邑城隍庙在清中叶以后进一步崛起,其过程和上海成为江南大都会相关。上海城隍庙延续传统,香火越来越旺,有后来居上、以邑庙取代郡庙的趋势。康熙二十三年(1684),上海开埠,移设江海关,为江、浙、闽、粤“四关”之一;1843年,上海对欧美商人开埠,和广州、厦门、福州、宁波一起,作为“五口”之一,对外通商。此后,上海迅速发展为国际大都市。上海的都市化、国际化并没有灭绝传统的城隍信仰,相反,后者有了更大的发展。当上海以租界方式对英、美、法商人开放并迅速繁荣起来之后,本地的城隍神并未式微,只是有了转型和变异。至20世纪30年代,上海邑城隍庙成为民国最重要的同类庙宇,其香火列沪上寺庙之最。

每年的“二致祭”“三巡会”是上海城隍庙的最大特色。致祭,代表官方的认可;巡会,则是民间自发的盛典。按朝廷祀典礼制,“岁之三月清明、七月中元、十月朔日,主祭无祀鬼神,弥灾沴敉,宁四境,畛虫孳,保障一方”。春秋致祭,官府必须出席;巡会(“宁四境”)活动没有明文规定,祭祀之后举行,由信徒自发组织。上海邑庙的三巡会,知县不出席,因有“淫乱”之嫌。乾隆《上海县志》记载城隍老爷出巡,证明三巡会活动在清初上海已经很突出。“三月清明……城隍神至期诣厉坛,仗卫整肃,邑民执香花拥慕者甚众,至晚复以华灯迎归。七月十五日、十月一日皆如之。”乾隆时期的三巡会“仗卫整肃”,应该是中规中矩的。咸丰时期,三巡会规模扩大,城隍老爷之后的仪仗队伍,车马舆轿,低锣高跷,“舆从骈集,亘四五里”。王韬(1828—1897,江苏昆山人)于咸丰年间在上海所见三巡会,看到了商业繁荣之后的浮华淫逸风气:“沪人于每年清明日、七月望、十月朔,例以鼓乐奉城隍神出诣北郊,坛祭无祀鬼魂。仪仗舆从,骈阗街巷,马至数百匹,妓女椎髻蓬发,身着赭衣,锒铛桎梏,乘舆后从,谓之‘偿愿’。间有徒步于市者,轻薄少年指视追逐以为笑乐。是非敬神,直酿淫风矣。”

王韬批评的上海民众借敬神行“笑乐”,其实应该理解为一种世俗化的宗教狂欢庆典,可以与欧洲中世纪后期的嘉年华相比较。嘉年华是在封斋忏悔,行四旬斋礼教之前的享乐和狂欢;三巡会则好像是一边礼忏赎罪,一边与神共舞,行神人之欢。老爷出会时,尾随游行者一般是些病人、残疾、求子、求业等边缘人士,佩戴枷锁,假扮罪人,祈求宽恕,转为好运。晚清的三巡会,看来有一些来自“洋场”的组织厕身其中,从广东路、福州路的书寓来了校书、长三(老式妓女),加入向城隍老爷赎罪的各类人群中。显然这是借着赎罪的宗教观念,组织城市里的世俗狂欢。上海中外通商的环境里,五方杂处、中外杂居,礼教约束比较松懈,伦理道德相对轻简,三巡会既有对现世罪孽的洗涤,又有对食色之性的放纵,和文艺复兴拉丁民族的嘉年华相近,呈现出都市生活的多样性和现代性。

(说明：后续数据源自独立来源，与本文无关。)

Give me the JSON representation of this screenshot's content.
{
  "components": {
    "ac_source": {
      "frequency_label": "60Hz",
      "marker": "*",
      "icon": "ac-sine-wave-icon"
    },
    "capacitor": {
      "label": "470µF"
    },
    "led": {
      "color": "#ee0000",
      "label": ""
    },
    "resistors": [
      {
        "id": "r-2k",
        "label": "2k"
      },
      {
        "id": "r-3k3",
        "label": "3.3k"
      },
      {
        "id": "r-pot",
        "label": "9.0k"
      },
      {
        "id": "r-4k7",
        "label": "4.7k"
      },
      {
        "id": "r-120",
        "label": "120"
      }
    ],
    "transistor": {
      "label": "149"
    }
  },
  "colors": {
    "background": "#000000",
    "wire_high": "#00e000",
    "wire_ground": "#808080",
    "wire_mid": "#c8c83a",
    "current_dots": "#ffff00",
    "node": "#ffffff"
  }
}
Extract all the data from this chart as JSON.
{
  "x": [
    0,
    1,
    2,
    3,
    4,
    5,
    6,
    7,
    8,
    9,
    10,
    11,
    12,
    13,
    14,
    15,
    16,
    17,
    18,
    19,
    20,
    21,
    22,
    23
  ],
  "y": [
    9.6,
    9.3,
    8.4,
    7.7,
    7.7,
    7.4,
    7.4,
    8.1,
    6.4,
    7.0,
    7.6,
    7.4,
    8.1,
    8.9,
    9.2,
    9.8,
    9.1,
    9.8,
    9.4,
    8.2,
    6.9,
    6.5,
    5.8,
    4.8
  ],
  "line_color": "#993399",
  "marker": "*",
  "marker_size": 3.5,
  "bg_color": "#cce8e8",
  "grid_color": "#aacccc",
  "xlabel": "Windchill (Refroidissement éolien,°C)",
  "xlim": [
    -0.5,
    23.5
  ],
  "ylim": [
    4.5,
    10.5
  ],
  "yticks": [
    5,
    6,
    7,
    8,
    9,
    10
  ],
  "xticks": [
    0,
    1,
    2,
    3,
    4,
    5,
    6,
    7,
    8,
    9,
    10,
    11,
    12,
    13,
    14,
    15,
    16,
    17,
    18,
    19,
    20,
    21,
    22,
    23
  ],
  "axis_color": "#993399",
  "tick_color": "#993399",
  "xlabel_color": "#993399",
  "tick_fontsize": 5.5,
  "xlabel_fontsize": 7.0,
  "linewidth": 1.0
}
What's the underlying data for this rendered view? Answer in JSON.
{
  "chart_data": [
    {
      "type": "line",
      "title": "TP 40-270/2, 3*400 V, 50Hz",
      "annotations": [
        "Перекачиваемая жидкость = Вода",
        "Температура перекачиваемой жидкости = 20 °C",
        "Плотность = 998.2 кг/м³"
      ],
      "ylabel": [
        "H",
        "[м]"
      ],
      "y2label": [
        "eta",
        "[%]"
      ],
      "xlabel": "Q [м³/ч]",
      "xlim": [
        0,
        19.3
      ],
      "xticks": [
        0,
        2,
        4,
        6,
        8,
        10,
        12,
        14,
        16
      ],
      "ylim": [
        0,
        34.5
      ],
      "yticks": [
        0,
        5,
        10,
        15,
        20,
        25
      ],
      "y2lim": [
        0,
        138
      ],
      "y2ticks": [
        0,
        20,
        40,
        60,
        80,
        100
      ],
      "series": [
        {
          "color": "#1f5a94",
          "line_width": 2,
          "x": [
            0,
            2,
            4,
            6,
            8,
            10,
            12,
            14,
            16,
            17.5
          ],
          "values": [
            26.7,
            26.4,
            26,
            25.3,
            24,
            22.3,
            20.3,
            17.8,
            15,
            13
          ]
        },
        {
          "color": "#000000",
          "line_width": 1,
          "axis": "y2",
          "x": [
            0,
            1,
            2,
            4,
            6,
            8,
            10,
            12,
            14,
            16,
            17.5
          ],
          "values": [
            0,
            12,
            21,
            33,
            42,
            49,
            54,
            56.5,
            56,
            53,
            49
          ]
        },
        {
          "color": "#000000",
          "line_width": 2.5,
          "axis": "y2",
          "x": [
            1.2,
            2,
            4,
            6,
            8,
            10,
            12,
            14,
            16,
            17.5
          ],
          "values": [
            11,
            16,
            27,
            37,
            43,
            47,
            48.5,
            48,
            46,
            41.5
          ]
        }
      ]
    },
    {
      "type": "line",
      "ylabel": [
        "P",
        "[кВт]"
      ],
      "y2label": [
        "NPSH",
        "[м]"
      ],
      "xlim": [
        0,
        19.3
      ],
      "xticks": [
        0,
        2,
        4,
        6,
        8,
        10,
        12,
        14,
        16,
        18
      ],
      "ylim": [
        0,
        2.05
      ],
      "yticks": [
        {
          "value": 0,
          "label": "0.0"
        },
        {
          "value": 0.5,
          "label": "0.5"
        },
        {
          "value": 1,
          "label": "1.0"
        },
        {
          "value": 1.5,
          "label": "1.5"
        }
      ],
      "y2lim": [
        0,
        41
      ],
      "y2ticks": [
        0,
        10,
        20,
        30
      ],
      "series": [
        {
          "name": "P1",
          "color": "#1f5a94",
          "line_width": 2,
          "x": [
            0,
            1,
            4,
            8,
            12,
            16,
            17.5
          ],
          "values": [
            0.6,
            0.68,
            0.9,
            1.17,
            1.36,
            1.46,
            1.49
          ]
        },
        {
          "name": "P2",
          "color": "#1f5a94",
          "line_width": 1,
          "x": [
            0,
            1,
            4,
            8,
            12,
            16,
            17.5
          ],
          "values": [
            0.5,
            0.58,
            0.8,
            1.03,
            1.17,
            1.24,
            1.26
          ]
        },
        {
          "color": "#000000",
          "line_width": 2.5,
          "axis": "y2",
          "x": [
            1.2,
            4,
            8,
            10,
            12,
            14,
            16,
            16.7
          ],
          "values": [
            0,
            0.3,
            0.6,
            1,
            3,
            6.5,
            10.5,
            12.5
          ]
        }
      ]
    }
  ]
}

光绪年间,三巡会的颜色和口味都越来越重,“小家碧玉,狭巷娇娃,艳服靓装,锒铛枷锁,坐无顶小轿,游行其间,谓之女犯。既可媚神,又能炫客,诚一举两得焉”。江南的出会,亵渎神明的情况间或有之,但借敬神而犯淫的风气罕见,这表明上海在开埠以后,社会文化中确实出现了反传统。有鉴于洋场内外出现的风化问题,“同治年间,知县叶廷眷出示严禁,此风才告禁绝”。然而,三巡会中的风化问题,根于享乐主义的现代人性,很难禁绝。同治知县叶廷眷严禁之后,虽曰“此风稍息”、“此风遂绝”,可是事实上,三巡会的嘉年华风气,一直延续到光绪末年。有诗为证:“舁神巡视迭鸣锣,仪仗森严奏乐和;男女喧传三节会,满城热闹看人多。”南京国民政府期间,三巡会受现代城市管理制度以及“新生活运动”意识形态的冲击,渐次禁绝。

城隍信仰在近代上海陷入商业化和娱乐化只是一个表面现象。宗教变异的深入原因在于上海社会的转型。江南地区的传统宗教,在新兴大都会环境中出现了一种不可遏制的现代性。